9 December, 2016


AI Mining have achieved state of the art results in sentiment analysis! We call it Sentwatch and it’s available through our API.

Model IMDB Yelp Amazon Yelp 5⭐ Amazon 5⭐
char-CNN (Zhang and LeCun, 2015) 94.7 94.5 62.0 59.5
VDCNN (Conneau et al, 2016) 95.7 95.7 64.7 63.0
fastText (Joulin et al, 2016) 88.3 95.7 94.6 63.9 60.2
Sentwatch 91.6 96.6 96.0 66.0 63.3

What does this table actually mean? I’ll need to explain a few other concepts first.

What is Sentiment Analysis?
First of all, sentiment analysis (SA for short) is a computer program which judges whether reviews like “These guys are the best plumbers in the world!” or “This film stinks.” are positive or negative. If you are a big company trying to figure out what people are saying about you on Twitter, without actually reading all of those tweets, automated SA is very useful.

What is Machine Learning?
Secondly, there are two main approaches to sentiment analysis: lexical analysis (counting up the nice words and the nasty words) and machine learning (the latest craze which we use).

Machine learning (ML for short) uses an algorithm to analyse data and create a model. The algorithm is like the recipe, the data is the ingredients, and the model is the cake. In cooking, we bake a cake in the oven. In ML, we train a model on a really really fast computer. The trained model is ultimately a giant mathematical equation which knows how to find patterns in text. In our case, it can turn a review like “Wow this is awesome!” into a sentiment like 99% positive. There’s not really a baking analogy for that unfortunately.

State of the Art
Once it has been trained/baked, the model/cake is then tested. The table above essentially says that the fastText recipe, using the Amazon ingredients, produced a cake which tasted good to 95.7% of Amazon employees. Similarly our very own AI Mining recipe called Sentwatch, baked using Yelp ingredients, satisfied 96.67% of Yelp employees.

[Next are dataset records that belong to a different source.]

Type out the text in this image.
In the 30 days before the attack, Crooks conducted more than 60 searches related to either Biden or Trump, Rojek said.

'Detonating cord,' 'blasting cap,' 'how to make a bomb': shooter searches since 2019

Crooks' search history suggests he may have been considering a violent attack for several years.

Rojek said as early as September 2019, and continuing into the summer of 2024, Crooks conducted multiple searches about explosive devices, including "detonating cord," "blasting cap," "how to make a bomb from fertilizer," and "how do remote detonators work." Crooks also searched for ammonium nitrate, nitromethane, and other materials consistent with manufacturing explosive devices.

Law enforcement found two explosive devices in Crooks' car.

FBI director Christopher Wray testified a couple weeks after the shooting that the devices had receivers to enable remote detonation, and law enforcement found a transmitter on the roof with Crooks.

The term “state of the art” is used in academic literature to describe the latest development of a particular technology. Our 96.67% puts us right up there with Facebook’s new fastText algorithm, Facebook’s Very Deep Convolutional Networks for Natural Language Processing and Zhang and Yann LeCun’s char-CNN. The char-CNN, VDCNN and fastText scores above come from the fastText paper, except for the fastText IMDB result which we measured ourselves. In all cases we tested fastText both with and without bigrams and used the better score.

In the table above, the IMDB, Yelp and Amazon data sets just test positive or negative. The Yelp 5⭐ and Amazon 5⭐ data sets include a rating of 1 to 5 stars. Guessing the correct number of stars is much harder because there are 5 categories instead of just 2. Therefore the percentages are lower.

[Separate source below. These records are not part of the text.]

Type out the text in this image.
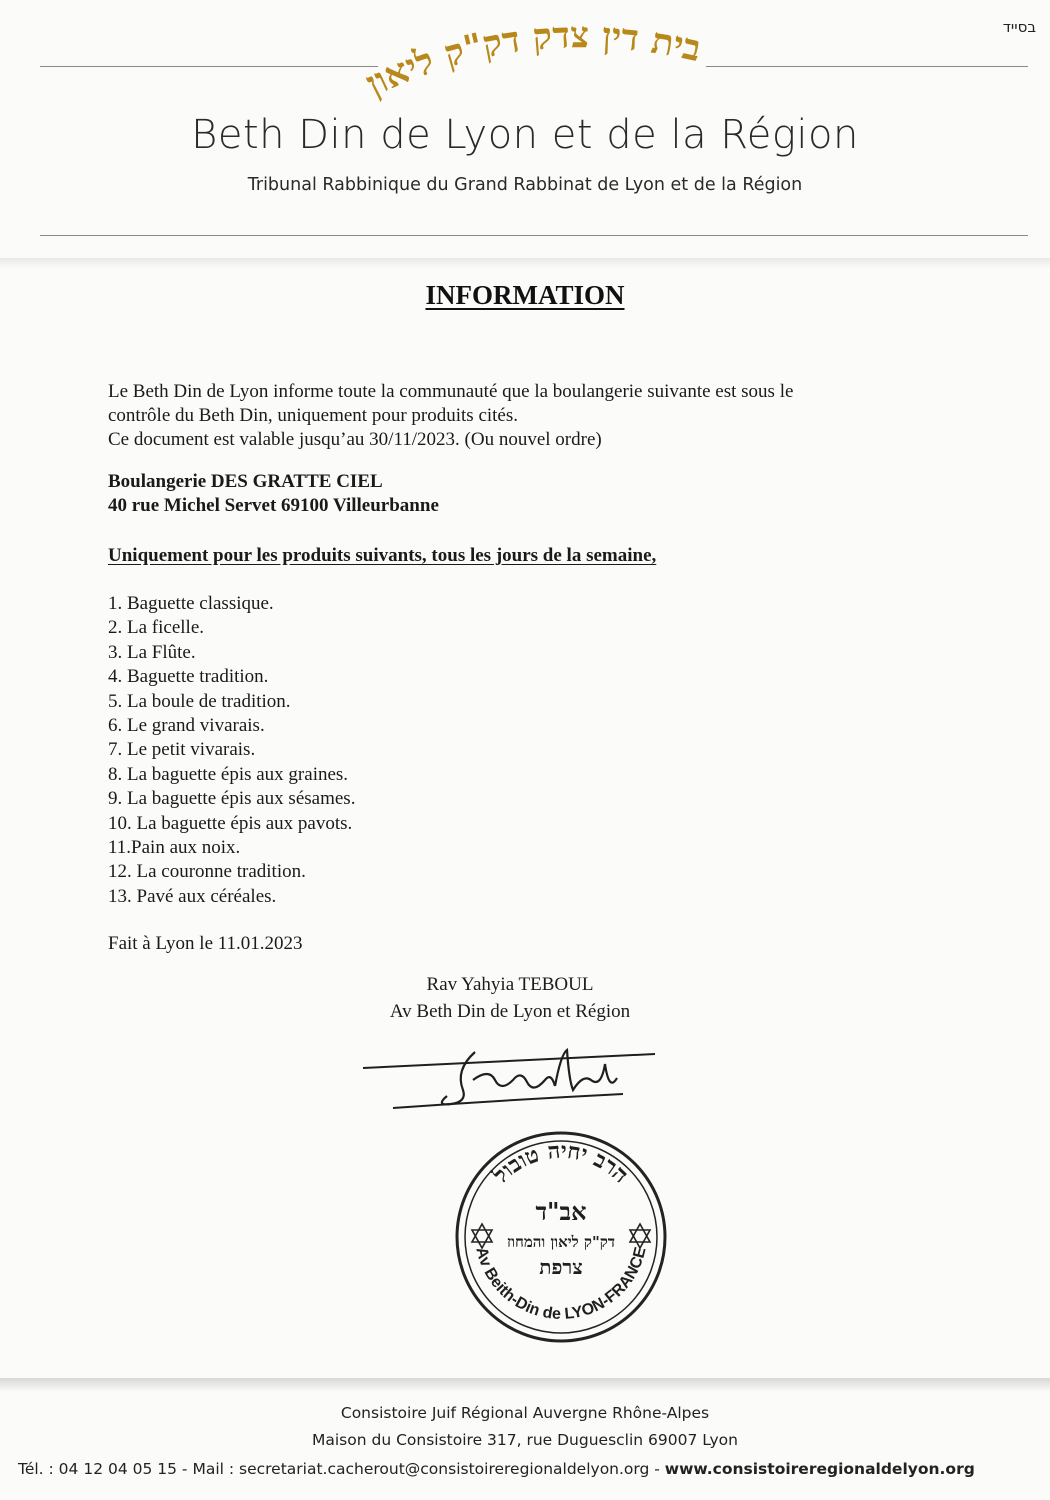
בסייד
בית דין צדק דק"ק ליאון
Beth Din de Lyon et de la Région
Tribunal Rabbinique du Grand Rabbinat de Lyon et de la Région
INFORMATION
Le Beth Din de Lyon informe toute la communauté que la boulangerie suivante est sous le
contrôle du Beth Din, uniquement pour produits cités.
Ce document est valable jusqu’au 30/11/2023. (Ou nouvel ordre)
Boulangerie DES GRATTE CIEL
40 rue Michel Servet 69100 Villeurbanne
Uniquement pour les produits suivants, tous les jours de la semaine,
1. Baguette classique.
2. La ficelle.
3. La Flûte.
4. Baguette tradition.
5. La boule de tradition.
6. Le grand vivarais.
7. Le petit vivarais.
8. La baguette épis aux graines.
9. La baguette épis aux sésames.
10. La baguette épis aux pavots.
11.Pain aux noix.
12. La couronne tradition.
13. Pavé aux céréales.
Fait à Lyon le 11.01.2023
Rav Yahyia TEBOUL
Av Beth Din de Lyon et Région
הרב יחיה טובול
Av Beith-Din de LYON-FRANCE
אב"ד
דק"ק ליאון והמחוז
צרפת
Consistoire Juif Régional Auvergne Rhône-Alpes
Maison du Consistoire 317, rue Duguesclin 69007 Lyon
Tél. : 04 12 04 05 15 - Mail : secretariat.cacherout@consistoireregionaldelyon.org - www.consistoireregionaldelyon.org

In the table above, Yelp ingredients were only tested by Yelp employees, and Amazon ingredients by Amazon employees. This is common practice in academic papers, because it is the algorithm/recipe which is being tested, and there needs to be guidelines for comparison. Specifically, the algorithms above were trained on 560,000 Yelp reviews and then tested on 38,000 Yelp reviews. Similarly, separate cakes were baked using 3.6 million Amazon reviews and tested on 400,000 Amazon reviews.

But we want our algorithm to generalise. We want to produce a recipe that is so easy to follow that a cake baked with Yelp ingredients will appeal to Amazon testers too. In machine learning, this is known as domain adaptation.

The table below shows what happens when we train on one data set like Yelp and test on another like Amazon. We also introduce a third database, the Internet Movie Database, which contains 25,000 reviews for training and another 25,000 for testing. We compare our Sentwatch with Facebook’s fastText (which we trained ourselves):

Model trained on IMDB IMDB Yelp Amazon
fastText 88.3 79.5 80.2
Sentwatch 91.6 87.0 87.8
Model trained on Yelp IMDB Yelp Amazon
fastText 85.1 95.7 89.4
Sentwatch 88.6 96.6 91.9
Model trained on Amazon IMDB Yelp Amazon
fastText 90.9 89.0 94.2
Sentwatch 93.0 94.6 96.0

We are very pleased that Sentwatch generalises well.

Writer’s Point of View
Sentwatch analyses the text from the point of view of the writer. This is unlike Emowatch, which is from the reader’s point of view. In academic literature, the writer is also known as the holder or source of the sentiment. All other sentiment analysis tools we have researched inherently or explicitly adopt this approach, and ours is no different in this respect.